Ein Buch flattert eilig herbei um die Not rund um den digitalen Impfpass zu lindern

Vor 1900 Jahren verstarb Cai Lun, der Berater am chinesischen Kaiserhof, der als Erfinder des Papiers gilt. Obwohl es Papier bereits 200 Jahre früher gegeben hat, waren es seine Innovationen, die zu einem deutlichen Anstieg der Produktion führten und somit zur Verbreitung beitrugen. Im Detail beschreibt er das Aufschließen von Pflanzenfasern und die Methode des Verfilzens durch Schöpfen mit einer Form. Einer Legende zufolge soll seine Erfindung auf die Beobachtung von nestbauenden Wespen zurück zu führen sein. Wespennester bestehen aus einer papierartigen Masse. Das Ausgangsmaterial ist morsches Holz, welches zu Kügelchen zerkaut wird. Der Kaiserhof wusste seine Fähigkeiten zu schätzen und beauftragte ihn damit, die Erstellung der „Fünf Klassiker“ zu überwachen: dies sind die fünf Bücher, die den klassischen Kanon des Konfuzianismus darstellen.
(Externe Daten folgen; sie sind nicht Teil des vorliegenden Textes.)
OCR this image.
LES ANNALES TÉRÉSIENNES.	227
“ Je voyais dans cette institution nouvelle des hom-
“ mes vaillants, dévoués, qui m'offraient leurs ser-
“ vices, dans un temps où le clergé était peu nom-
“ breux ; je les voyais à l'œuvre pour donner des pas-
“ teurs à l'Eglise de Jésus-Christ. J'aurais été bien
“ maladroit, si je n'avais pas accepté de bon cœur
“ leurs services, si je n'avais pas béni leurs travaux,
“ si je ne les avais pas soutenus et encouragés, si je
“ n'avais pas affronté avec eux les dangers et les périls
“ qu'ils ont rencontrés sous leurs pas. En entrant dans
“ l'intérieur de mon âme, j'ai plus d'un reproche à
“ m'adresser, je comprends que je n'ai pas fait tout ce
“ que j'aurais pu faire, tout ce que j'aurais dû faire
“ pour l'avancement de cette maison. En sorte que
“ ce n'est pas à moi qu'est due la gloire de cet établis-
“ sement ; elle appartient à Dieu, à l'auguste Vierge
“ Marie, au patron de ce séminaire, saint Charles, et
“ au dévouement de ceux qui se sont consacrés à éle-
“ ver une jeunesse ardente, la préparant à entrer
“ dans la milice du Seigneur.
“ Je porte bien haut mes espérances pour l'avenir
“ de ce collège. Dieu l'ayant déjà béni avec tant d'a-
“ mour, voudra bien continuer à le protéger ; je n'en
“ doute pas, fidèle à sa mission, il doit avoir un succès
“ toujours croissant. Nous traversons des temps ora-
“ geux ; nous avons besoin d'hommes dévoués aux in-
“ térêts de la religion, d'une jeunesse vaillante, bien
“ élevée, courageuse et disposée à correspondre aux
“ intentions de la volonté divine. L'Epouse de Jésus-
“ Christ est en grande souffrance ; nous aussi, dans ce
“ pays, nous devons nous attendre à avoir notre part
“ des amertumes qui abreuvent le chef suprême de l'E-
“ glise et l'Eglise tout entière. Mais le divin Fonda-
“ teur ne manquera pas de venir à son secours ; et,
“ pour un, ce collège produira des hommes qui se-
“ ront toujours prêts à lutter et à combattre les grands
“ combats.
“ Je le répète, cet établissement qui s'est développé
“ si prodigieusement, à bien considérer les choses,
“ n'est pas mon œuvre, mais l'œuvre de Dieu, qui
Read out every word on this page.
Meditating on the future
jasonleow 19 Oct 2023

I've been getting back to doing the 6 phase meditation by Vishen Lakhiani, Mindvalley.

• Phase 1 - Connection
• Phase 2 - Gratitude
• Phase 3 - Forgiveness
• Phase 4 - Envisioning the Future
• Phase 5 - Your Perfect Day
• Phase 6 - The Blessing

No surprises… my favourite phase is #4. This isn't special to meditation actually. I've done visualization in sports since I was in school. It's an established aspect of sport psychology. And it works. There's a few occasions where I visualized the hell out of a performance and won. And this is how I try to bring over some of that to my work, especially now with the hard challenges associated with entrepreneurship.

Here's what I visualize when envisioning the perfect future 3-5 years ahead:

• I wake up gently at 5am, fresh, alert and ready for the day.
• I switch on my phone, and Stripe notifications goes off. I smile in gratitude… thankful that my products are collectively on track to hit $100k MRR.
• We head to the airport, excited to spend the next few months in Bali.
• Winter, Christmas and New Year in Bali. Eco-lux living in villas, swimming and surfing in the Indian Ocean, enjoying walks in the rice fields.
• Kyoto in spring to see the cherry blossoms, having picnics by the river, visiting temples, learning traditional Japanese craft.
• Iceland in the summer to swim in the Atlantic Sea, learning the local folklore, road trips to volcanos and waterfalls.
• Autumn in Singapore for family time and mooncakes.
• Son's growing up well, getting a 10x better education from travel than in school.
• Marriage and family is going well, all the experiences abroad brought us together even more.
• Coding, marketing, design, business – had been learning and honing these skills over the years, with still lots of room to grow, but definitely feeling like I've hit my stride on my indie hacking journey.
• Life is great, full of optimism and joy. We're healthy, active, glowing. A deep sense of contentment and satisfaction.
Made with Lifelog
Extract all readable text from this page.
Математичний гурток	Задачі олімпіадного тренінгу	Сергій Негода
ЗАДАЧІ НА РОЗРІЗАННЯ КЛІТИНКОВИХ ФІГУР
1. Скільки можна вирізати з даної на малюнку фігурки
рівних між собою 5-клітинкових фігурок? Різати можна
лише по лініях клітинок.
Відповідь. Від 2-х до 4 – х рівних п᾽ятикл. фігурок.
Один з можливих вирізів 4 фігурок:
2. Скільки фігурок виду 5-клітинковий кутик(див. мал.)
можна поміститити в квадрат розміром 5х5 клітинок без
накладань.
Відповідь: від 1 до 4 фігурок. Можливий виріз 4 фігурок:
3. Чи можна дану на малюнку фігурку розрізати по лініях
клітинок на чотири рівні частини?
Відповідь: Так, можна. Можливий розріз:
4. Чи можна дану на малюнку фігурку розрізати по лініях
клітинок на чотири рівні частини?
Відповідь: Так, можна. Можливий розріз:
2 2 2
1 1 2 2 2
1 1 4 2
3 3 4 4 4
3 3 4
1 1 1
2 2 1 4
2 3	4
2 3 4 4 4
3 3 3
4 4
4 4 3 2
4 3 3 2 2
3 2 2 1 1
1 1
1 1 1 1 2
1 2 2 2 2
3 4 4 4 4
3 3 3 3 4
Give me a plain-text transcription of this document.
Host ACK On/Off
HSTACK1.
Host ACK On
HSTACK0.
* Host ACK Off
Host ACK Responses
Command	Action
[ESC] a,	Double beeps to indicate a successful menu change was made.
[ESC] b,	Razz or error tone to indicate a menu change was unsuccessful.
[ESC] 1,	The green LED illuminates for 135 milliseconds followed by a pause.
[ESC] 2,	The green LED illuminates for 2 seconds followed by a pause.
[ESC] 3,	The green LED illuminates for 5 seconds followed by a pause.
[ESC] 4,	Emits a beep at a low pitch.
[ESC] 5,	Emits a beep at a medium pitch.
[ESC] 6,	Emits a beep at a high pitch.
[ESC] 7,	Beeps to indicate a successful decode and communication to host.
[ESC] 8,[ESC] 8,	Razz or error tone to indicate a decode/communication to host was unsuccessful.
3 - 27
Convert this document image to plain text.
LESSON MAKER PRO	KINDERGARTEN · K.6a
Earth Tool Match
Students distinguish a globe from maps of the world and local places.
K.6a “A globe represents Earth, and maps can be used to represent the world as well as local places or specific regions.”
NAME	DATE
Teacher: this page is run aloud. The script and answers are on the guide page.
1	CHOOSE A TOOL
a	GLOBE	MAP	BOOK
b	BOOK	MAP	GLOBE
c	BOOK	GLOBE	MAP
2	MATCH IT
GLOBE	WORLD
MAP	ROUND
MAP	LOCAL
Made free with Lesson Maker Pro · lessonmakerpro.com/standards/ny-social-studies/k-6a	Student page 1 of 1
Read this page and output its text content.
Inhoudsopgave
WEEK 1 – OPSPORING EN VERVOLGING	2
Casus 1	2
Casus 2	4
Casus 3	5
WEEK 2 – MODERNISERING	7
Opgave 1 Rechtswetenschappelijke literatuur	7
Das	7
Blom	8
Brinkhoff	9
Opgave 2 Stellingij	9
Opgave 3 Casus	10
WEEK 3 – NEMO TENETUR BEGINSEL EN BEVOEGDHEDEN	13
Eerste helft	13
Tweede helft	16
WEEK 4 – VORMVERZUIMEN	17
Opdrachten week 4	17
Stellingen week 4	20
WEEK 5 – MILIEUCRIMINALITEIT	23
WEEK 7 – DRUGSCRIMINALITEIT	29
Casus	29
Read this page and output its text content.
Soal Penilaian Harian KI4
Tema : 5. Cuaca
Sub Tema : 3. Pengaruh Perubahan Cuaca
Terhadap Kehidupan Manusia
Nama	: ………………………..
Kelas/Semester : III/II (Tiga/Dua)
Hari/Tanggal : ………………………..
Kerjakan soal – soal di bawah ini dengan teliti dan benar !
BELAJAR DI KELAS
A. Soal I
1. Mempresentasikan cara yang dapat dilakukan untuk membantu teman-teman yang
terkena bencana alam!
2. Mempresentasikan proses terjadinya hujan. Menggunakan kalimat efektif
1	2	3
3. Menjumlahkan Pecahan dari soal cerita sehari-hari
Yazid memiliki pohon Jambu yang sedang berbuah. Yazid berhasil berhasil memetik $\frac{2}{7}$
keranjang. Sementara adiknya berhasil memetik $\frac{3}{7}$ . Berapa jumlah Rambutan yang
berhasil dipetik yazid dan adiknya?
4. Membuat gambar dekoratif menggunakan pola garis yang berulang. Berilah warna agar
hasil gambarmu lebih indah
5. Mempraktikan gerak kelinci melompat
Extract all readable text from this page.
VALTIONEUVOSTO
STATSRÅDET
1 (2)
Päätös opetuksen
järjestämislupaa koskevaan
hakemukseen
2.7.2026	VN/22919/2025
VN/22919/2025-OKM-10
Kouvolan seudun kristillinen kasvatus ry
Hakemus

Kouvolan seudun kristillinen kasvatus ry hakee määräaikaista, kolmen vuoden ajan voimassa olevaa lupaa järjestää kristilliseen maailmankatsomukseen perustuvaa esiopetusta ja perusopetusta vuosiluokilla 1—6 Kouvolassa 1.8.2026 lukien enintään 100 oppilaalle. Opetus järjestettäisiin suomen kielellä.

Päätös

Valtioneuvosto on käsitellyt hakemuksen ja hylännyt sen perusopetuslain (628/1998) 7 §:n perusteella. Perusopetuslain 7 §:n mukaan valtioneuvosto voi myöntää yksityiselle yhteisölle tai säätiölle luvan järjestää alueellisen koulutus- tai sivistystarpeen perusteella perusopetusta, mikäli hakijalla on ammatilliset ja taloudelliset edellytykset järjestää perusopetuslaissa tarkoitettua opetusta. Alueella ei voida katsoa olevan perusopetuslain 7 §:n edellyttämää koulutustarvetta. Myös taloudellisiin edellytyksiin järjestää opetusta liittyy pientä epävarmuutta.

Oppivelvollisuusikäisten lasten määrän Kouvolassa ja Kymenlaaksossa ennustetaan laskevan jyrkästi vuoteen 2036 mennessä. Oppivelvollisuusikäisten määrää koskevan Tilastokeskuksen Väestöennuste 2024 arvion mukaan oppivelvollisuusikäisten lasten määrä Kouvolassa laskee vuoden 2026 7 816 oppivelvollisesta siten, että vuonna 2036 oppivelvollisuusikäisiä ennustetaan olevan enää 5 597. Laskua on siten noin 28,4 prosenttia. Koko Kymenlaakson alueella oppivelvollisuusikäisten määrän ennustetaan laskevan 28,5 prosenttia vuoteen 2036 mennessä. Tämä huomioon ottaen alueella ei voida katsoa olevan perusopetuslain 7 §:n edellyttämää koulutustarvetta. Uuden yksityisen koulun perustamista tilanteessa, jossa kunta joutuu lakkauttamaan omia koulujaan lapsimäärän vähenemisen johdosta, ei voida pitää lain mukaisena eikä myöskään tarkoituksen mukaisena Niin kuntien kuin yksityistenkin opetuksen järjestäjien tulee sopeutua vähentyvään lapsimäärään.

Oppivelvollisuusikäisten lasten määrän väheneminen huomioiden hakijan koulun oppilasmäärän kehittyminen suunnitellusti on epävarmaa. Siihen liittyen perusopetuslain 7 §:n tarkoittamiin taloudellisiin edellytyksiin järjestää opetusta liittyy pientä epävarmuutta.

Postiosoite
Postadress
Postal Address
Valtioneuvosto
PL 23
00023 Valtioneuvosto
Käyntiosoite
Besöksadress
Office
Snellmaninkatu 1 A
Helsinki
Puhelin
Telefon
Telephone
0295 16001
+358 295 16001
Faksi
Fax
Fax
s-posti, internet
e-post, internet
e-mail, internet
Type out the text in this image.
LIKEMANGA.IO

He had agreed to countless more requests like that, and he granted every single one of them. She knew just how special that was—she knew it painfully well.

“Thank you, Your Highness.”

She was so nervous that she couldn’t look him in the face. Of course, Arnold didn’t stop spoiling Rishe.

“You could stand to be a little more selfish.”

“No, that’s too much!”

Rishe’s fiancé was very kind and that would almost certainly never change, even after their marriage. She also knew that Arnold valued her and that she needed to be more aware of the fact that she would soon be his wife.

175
Ungefähr 1.500 Jahre später, im Jahr 1617, schrieb Zhang Yingyu das „Buch der Schwindeleien“, eine Parodie auf „I Ging das Buch der Wandlungen“, welches eins der Fünf Klassiker ist. Die darin enthaltenen Geschichten handeln von der hohen Kunst des Gaunerlebens. Da liest man vom Schicksal des Pferdehändlers Chen, der einen vornehmen Herren trifft, der vorgibt ein Pferd zu kaufen. Chen begleitet den Herren, der ein Hochstapler ist, auf dem Weg sein Geld zu holen. Kurzentschlossen geht der Herr in ein Geschäft, um Seide zu kaufen. Dem Seideverkäufer erzählt er, dass er den angebotenen Preis mit seinem „Kollegen“ Chen besprechen möchte, der vor dem Laden wartet. Mit der Seide in der Hand geht der Hochstapler auf die Straße und läuft davon. Nun gerät der arme Chen in ein zermürbendes Gespräch mit dem Seideverkäufer, der ihn für den Kollegen des Diebes hält. Das Ganze gipfelt darin, dass Chen sich vor einem Gericht rechtfertigen muss. Zhang Yingyu lobt den Einfallsreichtum des Gauners, der den Pferdekauf als Ablenkungsmanöver geschickt inszeniert hat.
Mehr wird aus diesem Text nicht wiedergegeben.